None of these are reasons to avoid full-duplex. They're the bill that comes with it — and a reason not to bolt it onto a product whose value is reliable tool execution.
The stack you can actually build on#
Full-duplex isn't OpenAI-only, and the buildable options are the interesting ones:
- Kyutai Moshi is open-source, natively full-duplex (it models your stream and its own plus a text "inner monologue"), and runs around 200ms in practice. If you want to own the stack or research the architecture, it's the reference.
- Google Gemini Live offers native-audio dialog with barge-in over WebSockets, plus a half-cascade option that keeps text reasoning in the loop — and, unlike GPT-Live, it has a real API today.
- Cartesia (Sonic-3.5 TTS + Ink-2 STT) and ElevenLabs are cascaded, but fast and vendor-integrated, with strong turn-taking models — the pragmatic choice when you need quality voices and dependable function-calling now.
- LiveKit and Pipecat are orchestrators, not models: they run the media transport and the interruption logic, and let you plug in either a cascaded pipeline or a native speech-to-speech model. They're how you keep observability and the freedom to swap models as this space moves — see LiveKit vs Pipecat vs Vapi for the orchestrator trade-offs.
How to choose#
The axis is naturalness vs. control. Native full-duplex buys human-like barge-in and backchannel; you pay in harder interruption handling, mid-utterance state management, and audio-based eval. Cascaded and orchestrated stacks buy function-calling reliability, observability, and model-swap freedom; you pay in a little conversational stiffness you can engineer down but not fully erase.
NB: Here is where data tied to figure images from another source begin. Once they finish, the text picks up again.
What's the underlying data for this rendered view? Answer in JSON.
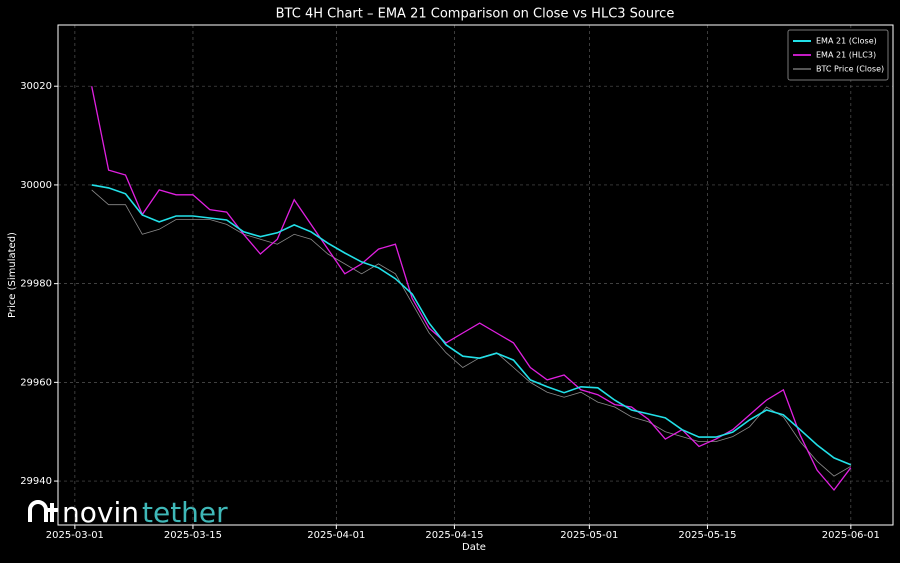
{
  "chart_data": {
    "type": "line",
    "title": "BTC 4H Chart – EMA 21 Comparison on Close vs HLC3 Source",
    "xlabel": "Date",
    "ylabel": "Price (Simulated)",
    "watermark": [
      "novin",
      "tether"
    ],
    "x": [
      "2025-03-03",
      "2025-03-05",
      "2025-03-07",
      "2025-03-09",
      "2025-03-11",
      "2025-03-13",
      "2025-03-15",
      "2025-03-17",
      "2025-03-19",
      "2025-03-21",
      "2025-03-23",
      "2025-03-25",
      "2025-03-27",
      "2025-03-29",
      "2025-03-31",
      "2025-04-02",
      "2025-04-04",
      "2025-04-06",
      "2025-04-08",
      "2025-04-10",
      "2025-04-12",
      "2025-04-14",
      "2025-04-16",
      "2025-04-18",
      "2025-04-20",
      "2025-04-22",
      "2025-04-24",
      "2025-04-26",
      "2025-04-28",
      "2025-04-30",
      "2025-05-02",
      "2025-05-04",
      "2025-05-06",
      "2025-05-08",
      "2025-05-10",
      "2025-05-12",
      "2025-05-14",
      "2025-05-16",
      "2025-05-18",
      "2025-05-20",
      "2025-05-22",
      "2025-05-24",
      "2025-05-26",
      "2025-05-28",
      "2025-05-30",
      "2025-06-01"
    ],
    "series": [
      {
        "name": "EMA 21 (Close)",
        "color": "#22e0e8",
        "width": 1.6,
        "values": [
          30000,
          29999.4,
          29998.2,
          29993.9,
          29992.5,
          29993.7,
          29993.7,
          29993.3,
          29992.9,
          29990.5,
          29989.5,
          29990.3,
          29991.9,
          29990.5,
          29988.2,
          29986.2,
          29984.4,
          29983.2,
          29981,
          29977.9,
          29972,
          29967.6,
          29965.3,
          29964.9,
          29965.9,
          29964.5,
          29960.5,
          29959.1,
          29957.9,
          29959.1,
          29958.9,
          29956.4,
          29954.4,
          29953.6,
          29952.8,
          29950.4,
          29948.9,
          29948.9,
          29949.9,
          29952.4,
          29954.4,
          29953.4,
          29950.4,
          29947.3,
          29944.7,
          29943.3
        ]
      },
      {
        "name": "EMA 21 (HLC3)",
        "color": "#e020e0",
        "width": 1.3,
        "values": [
          30020,
          30003,
          30002,
          29994,
          29999,
          29998,
          29998,
          29995,
          29994.5,
          29990,
          29986,
          29989,
          29997,
          29992,
          29987,
          29982,
          29984,
          29987,
          29988,
          29977,
          29971,
          29968,
          29970,
          29972,
          29970,
          29968,
          29963,
          29960.5,
          29961.5,
          29958.5,
          29957.5,
          29955.5,
          29955,
          29952.5,
          29948.5,
          29950.4,
          29947,
          29948.5,
          29950.4,
          29953.4,
          29956.4,
          29958.5,
          29949.3,
          29942.2,
          29938.2,
          29942.7
        ]
      },
      {
        "name": "BTC Price (Close)",
        "color": "#8a8a8a",
        "width": 0.8,
        "values": [
          29999,
          29996,
          29996,
          29990,
          29991,
          29993,
          29993,
          29993,
          29992,
          29990,
          29989,
          29988,
          29990,
          29989,
          29986,
          29984,
          29982,
          29984,
          29982,
          29976,
          29970,
          29966,
          29963,
          29965,
          29966,
          29963,
          29960,
          29958,
          29957,
          29958,
          29956,
          29955,
          29953,
          29952,
          29950,
          29949,
          29948,
          29948,
          29949,
          29951,
          29955,
          29953,
          29948,
          29944,
          29941,
          29943
        ]
      }
    ],
    "xlim": [
      "2025-02-27",
      "2025-06-06"
    ],
    "xticks": [
      "2025-03-01",
      "2025-03-15",
      "2025-04-01",
      "2025-04-15",
      "2025-05-01",
      "2025-05-15",
      "2025-06-01"
    ],
    "ylim": [
      29931.1,
      30032.4
    ],
    "yticks": [
      29940,
      29960,
      29980,
      30000,
      30020
    ],
    "grid": true,
    "legend": "upper right"
  }
}
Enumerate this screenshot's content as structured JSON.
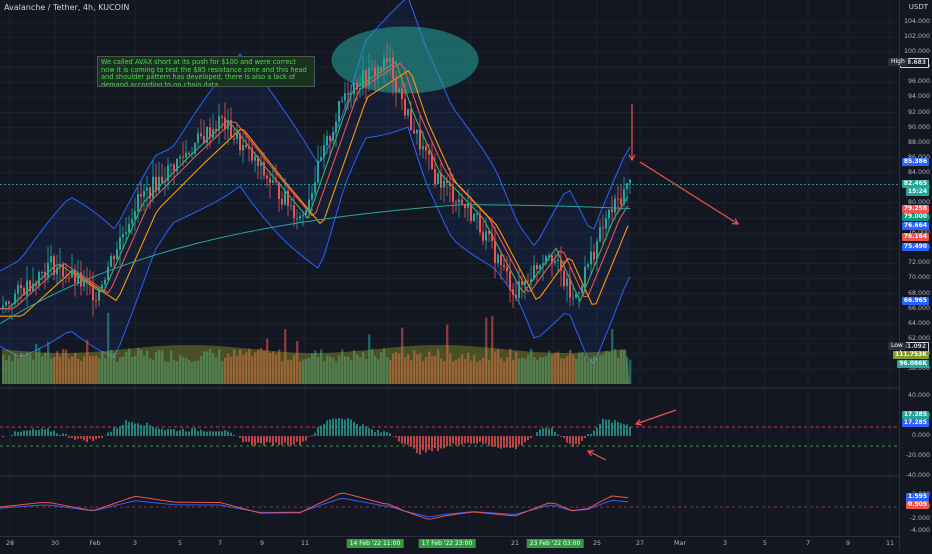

So: reach for full-duplex when interruptibility is the product — companions, language tutors, hands-free assistants where the feel of the conversation is the value. Stay cascaded (or orchestrated) when the product is the actions the agent takes, and the voice is the interface, not the point. Keep a cascaded fallback either way, and test on real overlapping audio regardless of which side you land on.
And GPT-Live? Put it in your competitive-radar column, join the API waitlist, and build this quarter's voice feature on something that has a price and an endpoint. The capability arrived on July 8. The buildability will arrive later — and the teams that win the gap are the ones who don't confuse the two.